What you need to do this is nat reflection (IIRC) which ebox doesn't do at the moment.
What is happening is that your lan clients are using backup.halconrealestate.com which points at your public ip rather than the internal ip of your mailserver.
There are two hacks that let you get round this:
- Just use the internal ip rather than the hostname for your internal lan machines. This is fine for desktop machines that are always inside your lan but won't work with laptops that need to access the server inside and outside your lan.

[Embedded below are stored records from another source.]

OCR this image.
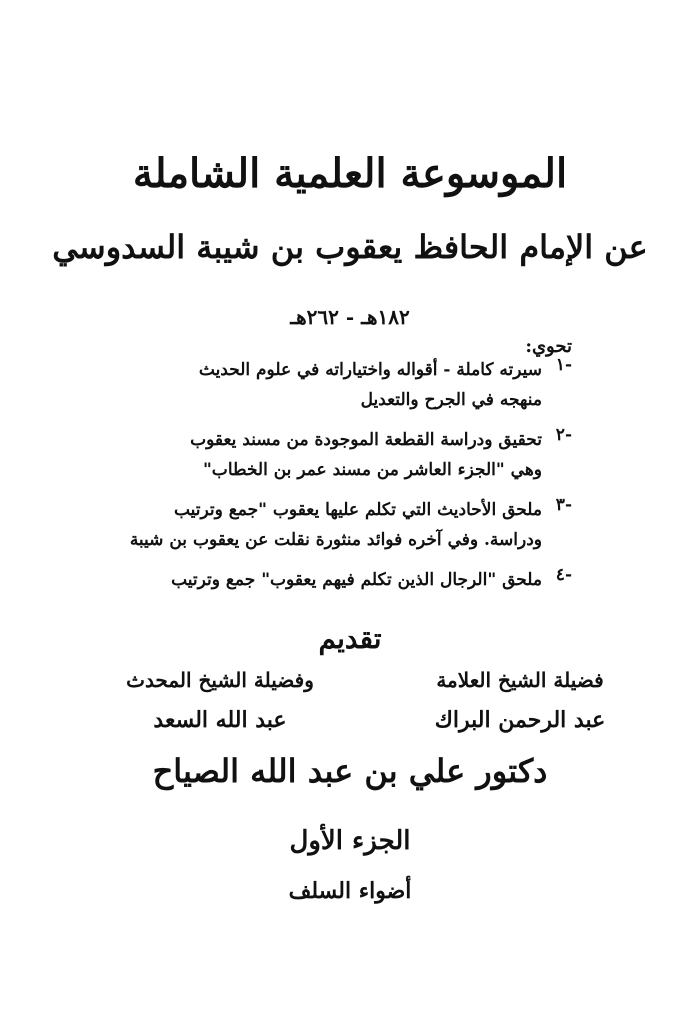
الموسوعة العلمية الشاملة
عن الإمام الحافظ يعقوب بن شيبة السدوسي
١٨٢هـ - ٢٦٢هـ
تحوي:
١-
سيرته كاملة - أقواله واختياراته في علوم الحديث
منهجه في الجرح والتعديل
٢-
تحقيق ودراسة القطعة الموجودة من مسند يعقوب
وهي "الجزء العاشر من مسند عمر بن الخطاب"
٣-
ملحق الأحاديث التي تكلم عليها يعقوب "جمع وترتيب
ودراسة. وفي آخره فوائد منثورة نقلت عن يعقوب بن شيبة
٤-
ملحق "الرجال الذين تكلم فيهم يعقوب" جمع وترتيب
تقديم
فضيلة الشيخ العلامة
عبد الرحمن البراك
وفضيلة الشيخ المحدث
عبد الله السعد
دكتور علي بن عبد الله الصياح
الجزء الأول
أضواء السلف
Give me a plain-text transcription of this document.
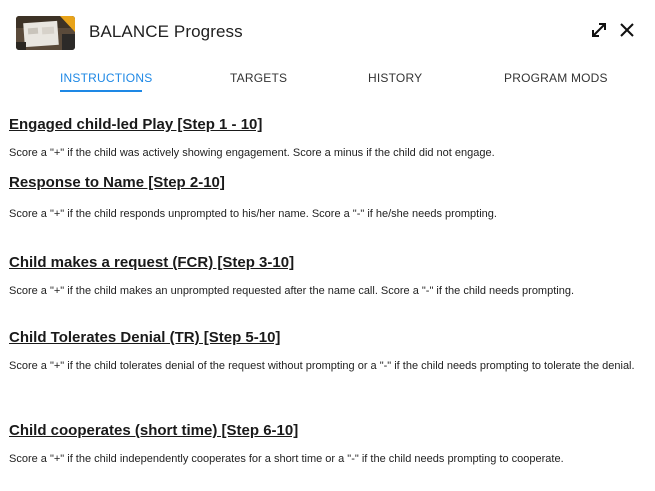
BALANCE Progress
INSTRUCTIONS	TARGETS	HISTORY	PROGRAM MODS
Engaged child-led Play [Step 1 - 10]
Score a "+" if the child was actively showing engagement. Score a minus if the child did not engage.
Response to Name [Step 2-10]
Score a "+" if the child responds unprompted to his/her name. Score a "-" if he/she needs prompting.
Child makes a request (FCR) [Step 3-10]
Score a "+" if the child makes an unprompted requested after the name call. Score a "-" if the child needs prompting.
Child Tolerates Denial (TR) [Step 5-10]
Score a "+" if the child tolerates denial of the request without prompting or a "-" if the child needs prompting to tolerate the denial.
Child cooperates (short time) [Step 6-10]
Score a "+" if the child independently cooperates for a short time or a "-" if the child needs prompting to cooperate.
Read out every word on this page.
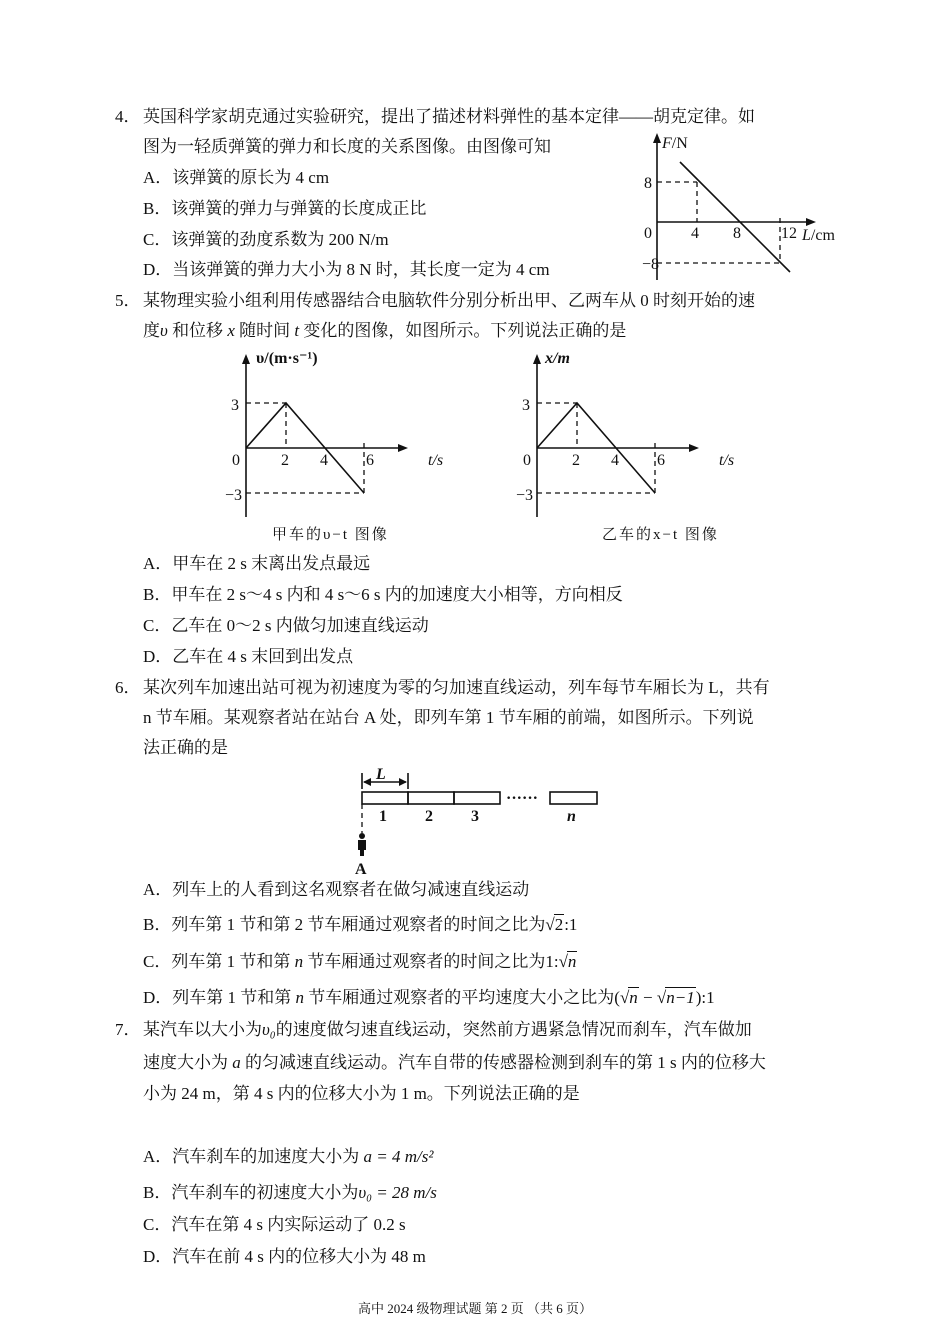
4． 英国科学家胡克通过实验研究，提出了描述材料弹性的基本定律——胡克定律。如
图为一轻质弹簧的弹力和长度的关系图像。由图像可知
A．该弹簧的原长为 4 cm
B．该弹簧的弹力与弹簧的长度成正比
C．该弹簧的劲度系数为 200 N/m
D．当该弹簧的弹力大小为 8 N 时，其长度一定为 4 cm
F/N
8
−8
0 4 8	12 L/cm
5． 某物理实验小组利用传感器结合电脑软件分别分析出甲、乙两车从 0 时刻开始的速
度υ 和位移 x 随时间 t 变化的图像，如图所示。下列说法正确的是
υ/(m·s⁻¹)
3
0
−3
2 4 6	t/s
甲车的υ−t 图像
x/m
3
0
−3
2 4 6	t/s
乙车的x−t 图像
A．甲车在 2 s 末离出发点最远
B．甲车在 2 s～4 s 内和 4 s～6 s 内的加速度大小相等，方向相反
C．乙车在 0～2 s 内做匀加速直线运动
D．乙车在 4 s 末回到出发点
6． 某次列车加速出站可视为初速度为零的匀加速直线运动，列车每节车厢长为 L，共有
n 节车厢。某观察者站在站台 A 处，即列车第 1 节车厢的前端，如图所示。下列说
法正确的是
L
1 2 3
······
n
A
A．列车上的人看到这名观察者在做匀减速直线运动
B．列车第 1 节和第 2 节车厢通过观察者的时间之比为√2:1
C．列车第 1 节和第 n 节车厢通过观察者的时间之比为1:√n
D．列车第 1 节和第 n 节车厢通过观察者的平均速度大小之比为(√n − √n−1):1
7． 某汽车以大小为υ₀的速度做匀速直线运动，突然前方遇紧急情况而刹车，汽车做加
速度大小为 a 的匀减速直线运动。汽车自带的传感器检测到刹车的第 1 s 内的位移大
小为 24 m，第 4 s 内的位移大小为 1 m。下列说法正确的是
A．汽车刹车的加速度大小为 a = 4 m/s²
B．汽车刹车的初速度大小为υ₀ = 28 m/s
C．汽车在第 4 s 内实际运动了 0.2 s
D．汽车在前 4 s 内的位移大小为 48 m
高中 2024 级物理试题 第 2 页 （共 6 页）
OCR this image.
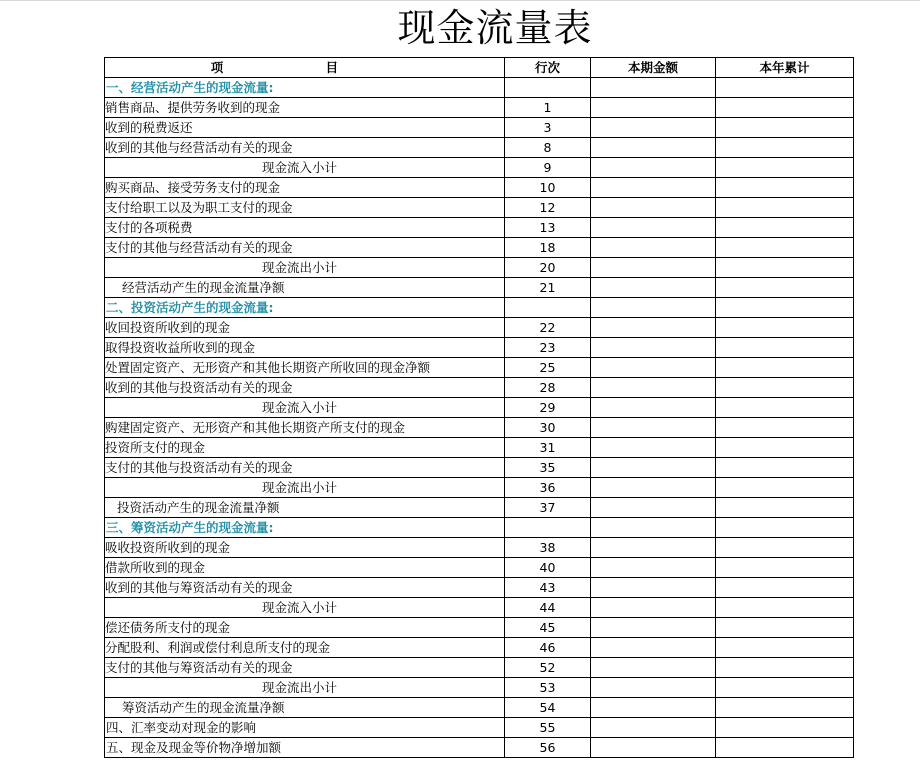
现金流量表
项 目	行次	本期金额	本年累计
一、经营活动产生的现金流量:			
销售商品、提供劳务收到的现金	1		
收到的税费返还	3		
收到的其他与经营活动有关的现金	8		
现金流入小计	9		
购买商品、接受劳务支付的现金	10		
支付给职工以及为职工支付的现金	12		
支付的各项税费	13		
支付的其他与经营活动有关的现金	18		
现金流出小计	20		
经营活动产生的现金流量净额	21		
二、投资活动产生的现金流量:			
收回投资所收到的现金	22		
取得投资收益所收到的现金	23		
处置固定资产、无形资产和其他长期资产所收回的现金净额	25		
收到的其他与投资活动有关的现金	28		
现金流入小计	29		
购建固定资产、无形资产和其他长期资产所支付的现金	30		
投资所支付的现金	31		
支付的其他与投资活动有关的现金	35		
现金流出小计	36		
投资活动产生的现金流量净额	37		
三、筹资活动产生的现金流量:			
吸收投资所收到的现金	38		
借款所收到的现金	40		
收到的其他与筹资活动有关的现金	43		
现金流入小计	44		
偿还债务所支付的现金	45		
分配股利、利润或偿付利息所支付的现金	46		
支付的其他与筹资活动有关的现金	52		
现金流出小计	53		
筹资活动产生的现金流量净额	54		
四、汇率变动对现金的影响	55		
五、现金及现金等价物净增加额	56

- Do some tricks with DNS... I assume you've got the nameservers for halconrealestate.com on some host on the internet (rather than the ebox where you're setting up your backup server). Make a note of all the hostnames you've got on there. Then go to the DNS server section of your backup ebox and recreate them all for your domain there BUT change the backup.halconrealestate.com entry to point at the internal IP of your mailserver.
As long as your lan clients are using ebox for their DNS they will now think that
www.halconrealestate.com is at the normal IP of your webserver while using the private IP for your backup server. If a laptop is used outside your lan then it will use the public DNS server which has the public ip of your mailserver.
Two small problems with this:
Laptops have to get their DNS through DHCP, you can't set them to use OpenDNS etc.
Changing the IP of one your servers will require updating 2 lots of DNS settings.